By John Agaba
SENIOR officials from the ministry of tourism have expressed their desire for cabinet to pass the proposed Uganda Wildlife Authority Act soon to control the increasing trade in ivory.
The proposed Act, which is still in cabinet, stipulates stringent measures and penalties for anyone caught in poaching-related activities.
The media has been awash with cases of the Uganda Revenue Authority impounding lots of ivory, the latest being a consignment of 440 ivory impounded at Entebbe Airport on December 22.
Akankwasah Barirega, the ministry’s principal wildlife officer, said that the proposed amendments were now at cabinet level. Once cabinet had approved them, they would proceed from there.

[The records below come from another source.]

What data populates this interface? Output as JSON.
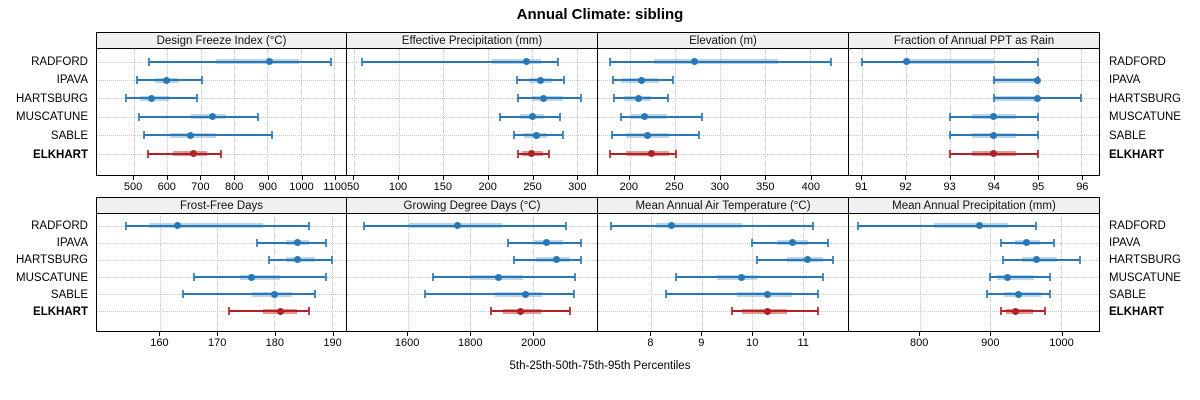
{
  "title": "Annual Climate: sibling",
  "caption": "5th-25th-50th-75th-95th Percentiles",
  "sites": [
    "RADFORD",
    "IPAVA",
    "HARTSBURG",
    "MUSCATUNE",
    "SABLE",
    "ELKHART"
  ],
  "highlight_site": "ELKHART",
  "colors": {
    "series": "#2878B8",
    "highlight": "#B22222",
    "grid": "#C9C9C9",
    "strip_bg": "#F0F0F0",
    "border": "#000000"
  },
  "chart_data": {
    "type": "dotplot-percentile-trellis",
    "note": "horizontal 5th-25th-50th-75th-95th percentile whiskers with median dot, one panel per climate variable, one row per soil series site",
    "percentile_labels": [
      "5th",
      "25th",
      "50th",
      "75th",
      "95th"
    ],
    "legend_position": "none",
    "grid": "dotted",
    "panels": [
      {
        "title": "Design Freeze Index (°C)",
        "grid_row": 0,
        "axis_min": 390,
        "axis_max": 1135,
        "ticks": [
          500,
          600,
          700,
          800,
          900,
          1000,
          1100
        ],
        "values": [
          [
            545,
            745,
            905,
            995,
            1090
          ],
          [
            510,
            565,
            597,
            635,
            705
          ],
          [
            476,
            520,
            552,
            605,
            689
          ],
          [
            516,
            670,
            736,
            776,
            872
          ],
          [
            531,
            608,
            670,
            747,
            915
          ],
          [
            543,
            617,
            678,
            718,
            760
          ]
        ]
      },
      {
        "title": "Effective Precipitation (mm)",
        "grid_row": 0,
        "axis_min": 42,
        "axis_max": 323,
        "ticks": [
          50,
          100,
          150,
          200,
          250,
          300
        ],
        "values": [
          [
            59,
            205,
            244,
            260,
            279
          ],
          [
            233,
            247,
            260,
            272,
            286
          ],
          [
            234,
            250,
            263,
            285,
            305
          ],
          [
            214,
            237,
            251,
            263,
            281
          ],
          [
            230,
            241,
            255,
            267,
            285
          ],
          [
            234,
            239,
            249,
            262,
            269
          ]
        ]
      },
      {
        "title": "Elevation (m)",
        "grid_row": 0,
        "axis_min": 165,
        "axis_max": 442,
        "ticks": [
          200,
          250,
          300,
          350,
          400
        ],
        "values": [
          [
            178,
            227,
            272,
            364,
            423
          ],
          [
            182,
            190,
            213,
            233,
            248
          ],
          [
            183,
            194,
            210,
            224,
            243
          ],
          [
            190,
            202,
            216,
            241,
            280
          ],
          [
            180,
            196,
            220,
            244,
            277
          ],
          [
            178,
            196,
            224,
            244,
            251
          ]
        ]
      },
      {
        "title": "Fraction of Annual PPT as Rain",
        "grid_row": 0,
        "axis_min": 90.7,
        "axis_max": 96.4,
        "ticks": [
          91,
          92,
          93,
          94,
          95,
          96
        ],
        "values": [
          [
            91,
            92,
            92,
            94,
            95
          ],
          [
            94,
            94,
            95,
            95,
            95
          ],
          [
            94,
            94,
            95,
            95,
            96
          ],
          [
            93,
            93.5,
            94,
            94.5,
            95
          ],
          [
            93,
            93.5,
            94,
            94.5,
            95
          ],
          [
            93,
            93.5,
            94,
            94.5,
            95
          ]
        ]
      },
      {
        "title": "Frost-Free Days",
        "grid_row": 1,
        "axis_min": 149,
        "axis_max": 192.5,
        "ticks": [
          160,
          170,
          180,
          190
        ],
        "values": [
          [
            154,
            158,
            163,
            178,
            186
          ],
          [
            177,
            182,
            184,
            186,
            189
          ],
          [
            179,
            182,
            184,
            187,
            190
          ],
          [
            166,
            174,
            176,
            181,
            189
          ],
          [
            164,
            176,
            180,
            183,
            187
          ],
          [
            172,
            178,
            181,
            184,
            186
          ]
        ]
      },
      {
        "title": "Growing Degree Days (°C)",
        "grid_row": 1,
        "axis_min": 1406,
        "axis_max": 2205,
        "ticks": [
          1600,
          1800,
          2000
        ],
        "values": [
          [
            1460,
            1605,
            1760,
            1900,
            2105
          ],
          [
            1920,
            2005,
            2045,
            2095,
            2155
          ],
          [
            1940,
            2010,
            2075,
            2120,
            2155
          ],
          [
            1680,
            1800,
            1890,
            1970,
            2135
          ],
          [
            1655,
            1880,
            1975,
            2030,
            2130
          ],
          [
            1865,
            1905,
            1960,
            2025,
            2120
          ]
        ]
      },
      {
        "title": "Mean Annual Air Temperature (°C)",
        "grid_row": 1,
        "axis_min": 6.95,
        "axis_max": 11.9,
        "ticks": [
          8,
          9,
          10,
          11
        ],
        "values": [
          [
            7.2,
            8.1,
            8.4,
            9.8,
            11.2
          ],
          [
            10.0,
            10.5,
            10.8,
            11.1,
            11.5
          ],
          [
            10.1,
            10.7,
            11.1,
            11.4,
            11.6
          ],
          [
            8.5,
            9.3,
            9.8,
            10.1,
            11.4
          ],
          [
            8.3,
            9.7,
            10.3,
            10.8,
            11.3
          ],
          [
            9.6,
            9.8,
            10.3,
            10.7,
            11.3
          ]
        ]
      },
      {
        "title": "Mean Annual Precipitation (mm)",
        "grid_row": 1,
        "axis_min": 700,
        "axis_max": 1054,
        "ticks": [
          800,
          900,
          1000
        ],
        "values": [
          [
            713,
            820,
            885,
            925,
            965
          ],
          [
            915,
            935,
            952,
            970,
            990
          ],
          [
            918,
            945,
            965,
            995,
            1027
          ],
          [
            899,
            910,
            925,
            962,
            985
          ],
          [
            895,
            920,
            940,
            972,
            985
          ],
          [
            915,
            923,
            936,
            960,
            977
          ]
        ]
      }
    ]
  }
}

Once cabinet passes the proposed act, it will to parliament. After parliament has passed it the president has to assent to it, to become a law.
Barirega said that there was a need to establish minimum penalties which are harsh enough to deter people from poaching and other related activities.
This was Friday during the welcome ‘party’ for Babra Nakitto at the Kampala Sheraton Hotel.
The 22-year old Uganda Miss Tourism won the Miss Friendship crown in the recently concluded Miss Tourism International pageant in Malaysia.
Barirega said that under the current UWA 1996 Act, the minimum penalty one could face for engaging in poaching-related activities was a sentence not exceeding more than seven years in prison.
He, however, said that even under this “weak law” very few were given the maximum penalty when caught, tried and convicted.
He said that in the last one year only about eight people were successful prosecuted, regarding poaching-related activities.
“But the biggest fine was about sh2m. Others were just warned and released,” he said. “Now if someone is trafficking ivory worth billions of shillings, what is sh2m to them?” he said.
The two officials from forwarding and clearing firms arrested in connection with the 440 pieces of ivory were released without charges.
He, however, said that most of the ivory that the URA has been impounding was not from Ugandan elephants. He said that Uganda was being used as a conduit for transporting these ivories to their destination, usually Asia.
He said that Uganda has about 5000 elephants, having grown from about 2000 elephants in the 1980’s.
Charles Tumwesigye, the conservation area manager at UWA earlier pointed out that Uganda has been losing an average of five elephants annually, but the numbers shot up to 18 in 2008, 25 in 2012 and reduced to 11 last year.